Am eindrucksvollsten sind jedoch die Bilder von riesigen
Schwertransporten. Beispielsweise zeigt ein Bild, das um das
Jahr 1900 entstand, die Beförderung eines Dampfkessels der
Firma Weinbrenner. Es handelt sich um ein Fuhrwerk mit 14
vorgespannten
Pferden.
Um die
Transporte in
Richtung Süden,
vor allem nach
Frankfurt/M., ins
Saarland und in
die Wetterau zügig erledigen zu können, richtete man um die
Jahrhundertwende in Limburg eine Relaisstation ein, an der die
Pferde gewechselt werden konnten. Man war somit nicht mehr
gezwungen, lange Ruhepausen zu machen beziehungsweise
sich fremder Pferde zu bedienen.
Kesseltransport um 1900 in Neunkirchen Ortsmitte.
Um 1940 - Fritz Weidt (ein Sohn von
Ferdinand Weidt) führte mittlerweile
das Unternehmen - waren von den
etwa 25 Pferden, die man vor 1914
und auch in den zwanziger und
dreißiger Jahren besessen hatte, nur
noch acht übrig. Wie auch schon
während des Ersten Weltkriegs
wurden erneut Tiere für den
Kriegseinsatz beschlagnahmt.
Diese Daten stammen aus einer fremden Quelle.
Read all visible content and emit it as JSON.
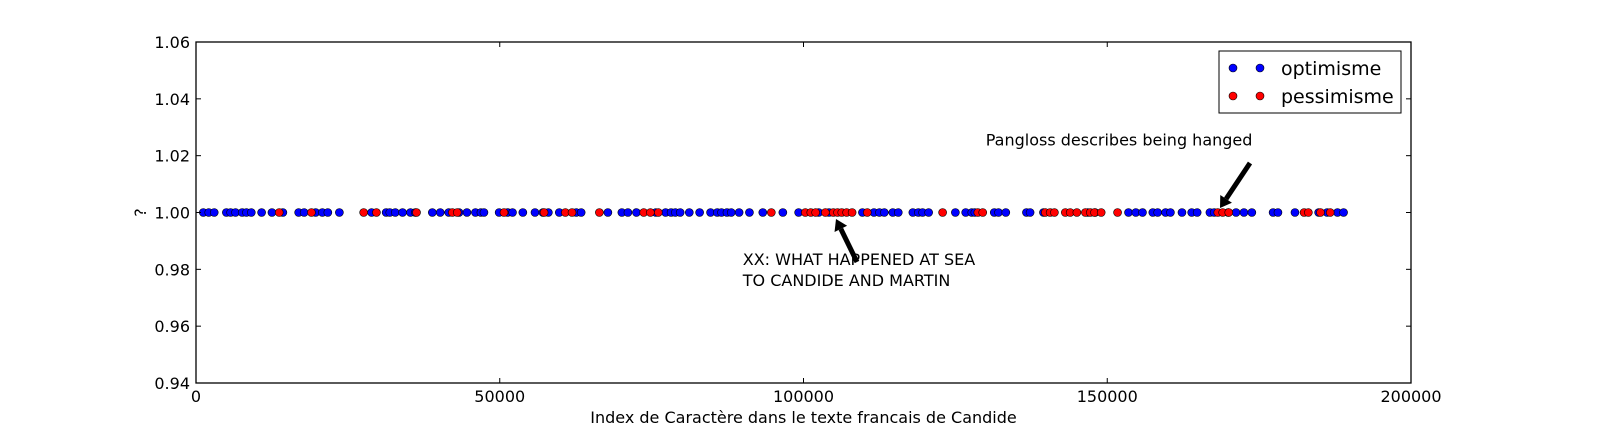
{
  "chart_data": {
    "type": "scatter",
    "xlabel": "Index de Caractère dans le texte francais de Candide",
    "ylabel": "?",
    "xlim": [
      0,
      200000
    ],
    "ylim": [
      0.94,
      1.06
    ],
    "xticks": [
      0,
      50000,
      100000,
      150000,
      200000
    ],
    "xtick_labels": [
      "0",
      "50000",
      "100000",
      "150000",
      "200000"
    ],
    "yticks": [
      0.94,
      0.96,
      0.98,
      1.0,
      1.02,
      1.04,
      1.06
    ],
    "ytick_labels": [
      "0.94",
      "0.96",
      "0.98",
      "1.00",
      "1.02",
      "1.04",
      "1.06"
    ],
    "grid": false,
    "legend_position": "top-right",
    "series": [
      {
        "name": "optimisme",
        "color": "#0000ff",
        "y": 1.0,
        "x": [
          1200,
          2100,
          3000,
          5000,
          5700,
          6500,
          7600,
          8300,
          9100,
          10800,
          12500,
          14300,
          16900,
          17800,
          19700,
          20800,
          21700,
          23600,
          28900,
          31300,
          31900,
          32800,
          34000,
          35300,
          36100,
          38900,
          40200,
          41600,
          43300,
          44600,
          46000,
          46900,
          47400,
          49900,
          51300,
          52100,
          53800,
          55800,
          57100,
          58000,
          59800,
          62600,
          63400,
          67800,
          70100,
          71100,
          72500,
          75700,
          77300,
          78200,
          78900,
          79700,
          81200,
          82900,
          84700,
          85800,
          86500,
          87400,
          88100,
          89400,
          91100,
          93300,
          96600,
          99200,
          102500,
          104200,
          109700,
          111600,
          112500,
          113300,
          114700,
          115600,
          118000,
          118900,
          119600,
          120600,
          125000,
          126700,
          127700,
          128200,
          131400,
          132100,
          133300,
          136700,
          137300,
          139500,
          146800,
          148000,
          153500,
          154700,
          155800,
          157500,
          158300,
          159600,
          160400,
          162300,
          163900,
          164800,
          166900,
          167600,
          169900,
          171200,
          172500,
          173800,
          177300,
          178100,
          180900,
          184800,
          186200,
          187900,
          188900
        ]
      },
      {
        "name": "pessimisme",
        "color": "#ff0000",
        "y": 1.0,
        "x": [
          13700,
          19000,
          27600,
          29700,
          36300,
          42200,
          43000,
          50700,
          57300,
          60800,
          61900,
          66400,
          73700,
          74800,
          76100,
          94700,
          100300,
          101200,
          102000,
          103600,
          104900,
          105600,
          106300,
          107100,
          108000,
          110500,
          122900,
          128700,
          129500,
          139800,
          140600,
          141300,
          143100,
          143900,
          145000,
          146400,
          147200,
          147900,
          149000,
          151700,
          168200,
          169000,
          170000,
          182400,
          183100,
          185100,
          186700
        ]
      }
    ],
    "annotations": [
      {
        "lines": [
          "XX: WHAT HAPPENED AT SEA",
          "TO CANDIDE AND MARTIN"
        ],
        "target": [
          104800,
          1.0
        ],
        "text_anchor": [
          90000,
          0.9815
        ]
      },
      {
        "lines": [
          "Pangloss describes being hanged"
        ],
        "target": [
          168500,
          1.0
        ],
        "text_anchor": [
          130000,
          1.0235
        ]
      }
    ]
  }
}
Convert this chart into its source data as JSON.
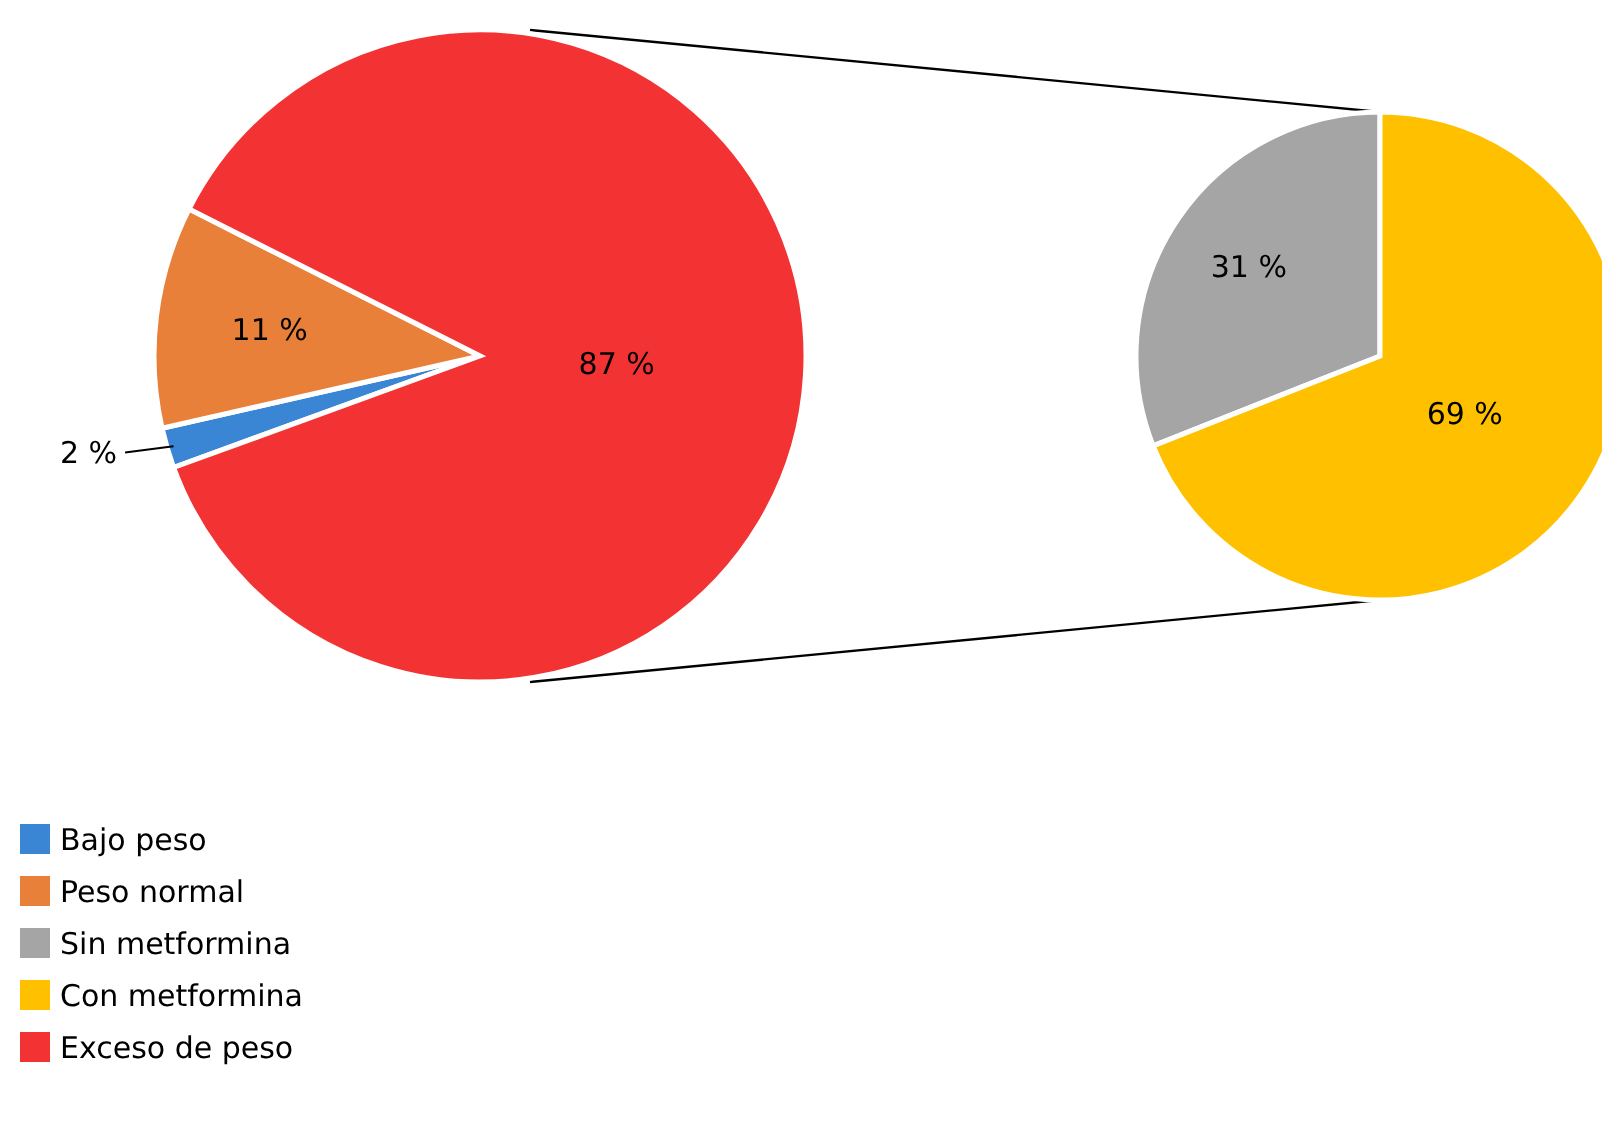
{
  "chart_data": [
    {
      "type": "pie",
      "categories": [
        "Bajo peso",
        "Peso normal",
        "Exceso de peso"
      ],
      "values": [
        2,
        11,
        87
      ],
      "colors": [
        "#3a86d4",
        "#e8803a",
        "#f33333"
      ],
      "value_labels": [
        "2 %",
        "11 %",
        "87 %"
      ],
      "legend": "bottom"
    },
    {
      "type": "pie",
      "categories": [
        "Sin metformina",
        "Con metformina"
      ],
      "values": [
        31,
        69
      ],
      "colors": [
        "#a5a5a5",
        "#ffc000"
      ],
      "value_labels": [
        "31 %",
        "69 %"
      ],
      "legend": "bottom"
    }
  ]
}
Aus der
Zwischenkriegszeit ist noch zu
berichten, dass es den ersten Versuch
einer Motorisierung gab: Um 1930 kaufte man einen LKW,
musste den Wagen jedoch schon nach kurzer Zeit wieder
abstoßen. Die im ländlichen Raum des Siegerlandes fehlende
Infrastruktur machte den Betrieb eines LKWs unmöglich. Es
standen weder qualifizierte Werkstätten in ausreichender
Anzahl zur Verfügung, noch war eine befriedigende Versorgung
mit Kraftstoff sowie Ersatzteilen gesichert, die von den damals
nicht eben zuverlässigen Wagen benötigt wurden.
Bis nach dem Zweiten Weltkrieg setzte man bei der Spedition
Weidt auf Pferde, da sie zuverlässiger und weniger aufwendig
in der Versorgung und im Unterhalt waren. Das Beschlagen
der Pferde wurde jedoch nicht von Angestellten der Firma
Weidt durchgeführt, sondern durch den Hufschmied
Baumgarten aus Wiederstein bei Neunkirchen.
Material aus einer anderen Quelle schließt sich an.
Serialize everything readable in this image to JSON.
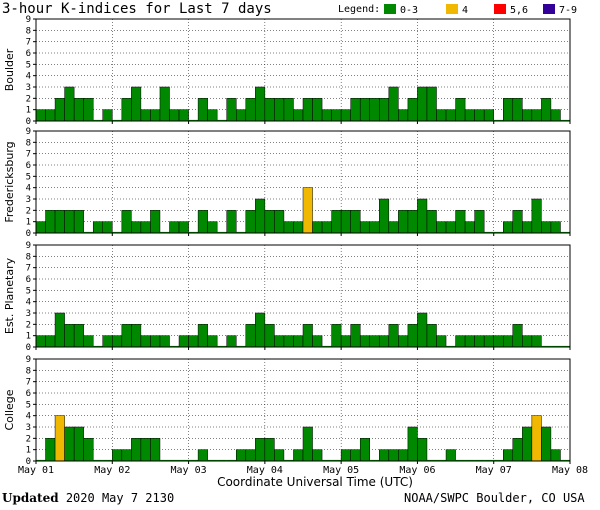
{
  "title": "3-hour K-indices for Last 7 days",
  "legend": {
    "label": "Legend:",
    "entries": [
      {
        "label": "0-3",
        "color": "#008800"
      },
      {
        "label": "4",
        "color": "#f0b800"
      },
      {
        "label": "5,6",
        "color": "#ff0000"
      },
      {
        "label": "7-9",
        "color": "#330099"
      }
    ]
  },
  "footer": {
    "updated_label": "Updated",
    "updated_value": "2020 May  7 2130",
    "source": "NOAA/SWPC Boulder, CO USA"
  },
  "chart_data": {
    "type": "bar",
    "xlabel": "Coordinate Universal Time (UTC)",
    "x_ticks": [
      "May 01",
      "May 02",
      "May 03",
      "May 04",
      "May 05",
      "May 06",
      "May 07",
      "May 08"
    ],
    "y_ticks": [
      "0",
      "1",
      "2",
      "3",
      "4",
      "5",
      "6",
      "7",
      "8",
      "9"
    ],
    "ylim": [
      0,
      9
    ],
    "bars_per_day": 8,
    "total_intervals": 56,
    "grid": "dotted-horizontal-and-vertical",
    "color_scale": [
      {
        "range": "0-3",
        "color": "#008800"
      },
      {
        "range": "4",
        "color": "#f0b800"
      },
      {
        "range": "5,6",
        "color": "#ff0000"
      },
      {
        "range": "7-9",
        "color": "#330099"
      }
    ],
    "panels": [
      {
        "name": "Boulder",
        "values": [
          1,
          1,
          2,
          3,
          2,
          2,
          0,
          1,
          0,
          2,
          3,
          1,
          1,
          3,
          1,
          1,
          0,
          2,
          1,
          0,
          2,
          1,
          2,
          3,
          2,
          2,
          2,
          1,
          2,
          2,
          1,
          1,
          1,
          2,
          2,
          2,
          2,
          3,
          1,
          2,
          3,
          3,
          1,
          1,
          2,
          1,
          1,
          1,
          0,
          2,
          2,
          1,
          1,
          2,
          1,
          0
        ]
      },
      {
        "name": "Fredericksburg",
        "values": [
          1,
          2,
          2,
          2,
          2,
          0,
          1,
          1,
          0,
          2,
          1,
          1,
          2,
          0,
          1,
          1,
          0,
          2,
          1,
          0,
          2,
          0,
          2,
          3,
          2,
          2,
          1,
          1,
          4,
          1,
          1,
          2,
          2,
          2,
          1,
          1,
          3,
          1,
          2,
          2,
          3,
          2,
          1,
          1,
          2,
          1,
          2,
          0,
          0,
          1,
          2,
          1,
          3,
          1,
          1,
          0
        ]
      },
      {
        "name": "Est. Planetary",
        "values": [
          1,
          1,
          3,
          2,
          2,
          1,
          0,
          1,
          1,
          2,
          2,
          1,
          1,
          1,
          0,
          1,
          1,
          2,
          1,
          0,
          1,
          0,
          2,
          3,
          2,
          1,
          1,
          1,
          2,
          1,
          0,
          2,
          1,
          2,
          1,
          1,
          1,
          2,
          1,
          2,
          3,
          2,
          1,
          0,
          1,
          1,
          1,
          1,
          1,
          1,
          2,
          1,
          1,
          0,
          0,
          0
        ]
      },
      {
        "name": "College",
        "values": [
          0,
          2,
          4,
          3,
          3,
          2,
          0,
          0,
          1,
          1,
          2,
          2,
          2,
          0,
          0,
          0,
          0,
          1,
          0,
          0,
          0,
          1,
          1,
          2,
          2,
          1,
          0,
          1,
          3,
          1,
          0,
          0,
          1,
          1,
          2,
          0,
          1,
          1,
          1,
          3,
          2,
          0,
          0,
          1,
          0,
          0,
          0,
          0,
          0,
          1,
          2,
          3,
          4,
          3,
          1,
          0
        ]
      }
    ]
  }
}
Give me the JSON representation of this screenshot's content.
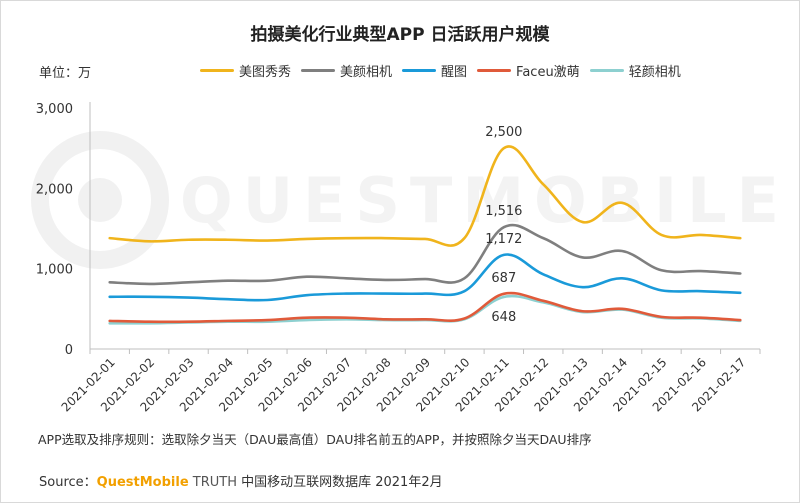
{
  "title": "拍摄美化行业典型APP 日活跃用户规模",
  "unit_label": "单位：万",
  "note": "APP选取及排序规则：选取除夕当天（DAU最高值）DAU排名前五的APP，并按照除夕当天DAU排序",
  "source": {
    "prefix": "Source：",
    "brand": "QuestMobile",
    "suffix_brand": " TRUTH",
    "rest": " 中国移动互联网数据库 2021年2月"
  },
  "watermark": "QUESTMOBILE",
  "chart_data": {
    "type": "line",
    "title": "拍摄美化行业典型APP 日活跃用户规模",
    "xlabel": "",
    "ylabel": "单位：万",
    "ylim": [
      0,
      3000
    ],
    "yticks": [
      0,
      1000,
      2000,
      3000
    ],
    "ytick_labels": [
      "0",
      "1,000",
      "2,000",
      "3,000"
    ],
    "grid": false,
    "legend_position": "top",
    "categories": [
      "2021-02-01",
      "2021-02-02",
      "2021-02-03",
      "2021-02-04",
      "2021-02-05",
      "2021-02-06",
      "2021-02-07",
      "2021-02-08",
      "2021-02-09",
      "2021-02-10",
      "2021-02-11",
      "2021-02-12",
      "2021-02-13",
      "2021-02-14",
      "2021-02-15",
      "2021-02-16",
      "2021-02-17"
    ],
    "series": [
      {
        "name": "美图秀秀",
        "color": "#f0b41c",
        "values": [
          1380,
          1340,
          1360,
          1360,
          1350,
          1370,
          1380,
          1380,
          1370,
          1380,
          2500,
          2050,
          1580,
          1820,
          1420,
          1420,
          1380
        ]
      },
      {
        "name": "美颜相机",
        "color": "#7f7f7f",
        "values": [
          830,
          810,
          830,
          850,
          850,
          900,
          880,
          860,
          870,
          880,
          1516,
          1380,
          1140,
          1220,
          980,
          970,
          940
        ]
      },
      {
        "name": "醒图",
        "color": "#1a9ad9",
        "values": [
          650,
          650,
          640,
          620,
          610,
          670,
          690,
          690,
          690,
          720,
          1172,
          930,
          770,
          880,
          730,
          720,
          700
        ]
      },
      {
        "name": "Faceu激萌",
        "color": "#e05a3a",
        "values": [
          350,
          340,
          340,
          350,
          360,
          390,
          390,
          370,
          370,
          380,
          687,
          600,
          470,
          500,
          400,
          390,
          360
        ]
      },
      {
        "name": "轻颜相机",
        "color": "#8dd0d0",
        "values": [
          320,
          320,
          330,
          340,
          340,
          360,
          370,
          360,
          360,
          370,
          648,
          580,
          460,
          490,
          390,
          380,
          350
        ]
      }
    ],
    "data_labels": [
      {
        "series": "美图秀秀",
        "category": "2021-02-11",
        "text": "2,500"
      },
      {
        "series": "美颜相机",
        "category": "2021-02-11",
        "text": "1,516"
      },
      {
        "series": "醒图",
        "category": "2021-02-11",
        "text": "1,172"
      },
      {
        "series": "Faceu激萌",
        "category": "2021-02-11",
        "text": "687"
      },
      {
        "series": "轻颜相机",
        "category": "2021-02-11",
        "text": "648"
      }
    ]
  }
}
1949 begann jedoch unter Kurt Weidt
(ein Sohn von Fritz Weidt) der
endgültige Einstieg in das motorisierte
Zeitalter mit einem Dreitonner der
Marke Ford. Heute umfasst der
Fuhrpark des Unternehmens über 100
Fahrzeuge, wovon ca. dreißig
motorisierte, sogenannte ziehende
Einheiten sind. Die über achtzig
Mitarbeiter des Unternehmens
beschäftigen sich nicht nur mit dem
reinen Transport von Gütern, sondern
ebenso mit deren Lagerung, Verpackung, Kommissionierung
und Distribution. Außerdem gehört zur Firma eine große
Werkstatt, in der Wartungs- und Reparaturarbeiten an
motorisierten und unmotorisierten Fahrzeugen sowie die
Umbaumaßnahmen an Anhängern und Aufliegern durchgeführt
werden können, um diese für spezielle Einsatzzwecke
einzurichten.
Der Firmensitz, der sich ursprünglich im Ortskern von
Neunkirchen befand, wurde im Jahre 1906 durch einen Neubau
an gleicher Stelle ersetzt, der allerdings größer war und mehr
Unterstellmöglichkeiten für Pferde und Fuhrwerke bot. Da die
Lage in der Ortsmitte, ursprünglich ein Standortvorteil des
Unternehmens, in den letzten Jahren immer mehr die Ent-
wicklung der Firma behinderte, zog man 1987/88 in ein
autobahnnahes Industriegebiet, das einer weiteren
Vergrößerung der WEIDT-ISL GMBH nunmehr genügend Platz
bietet.
Quelle: Westfälisches Landesmuseum Hagen
Sonderdruck: EXPRESS, Menschen, Güter,
Straßen
* Mittlerweile haben Recherchen ergeben, dass der Vorfahre
Hildebrand Weid bereits 1635 als Fachkraft für den Berg- und
Hüttenbau nach Daaden kam. Sein Sohn Michael Weyd (1665)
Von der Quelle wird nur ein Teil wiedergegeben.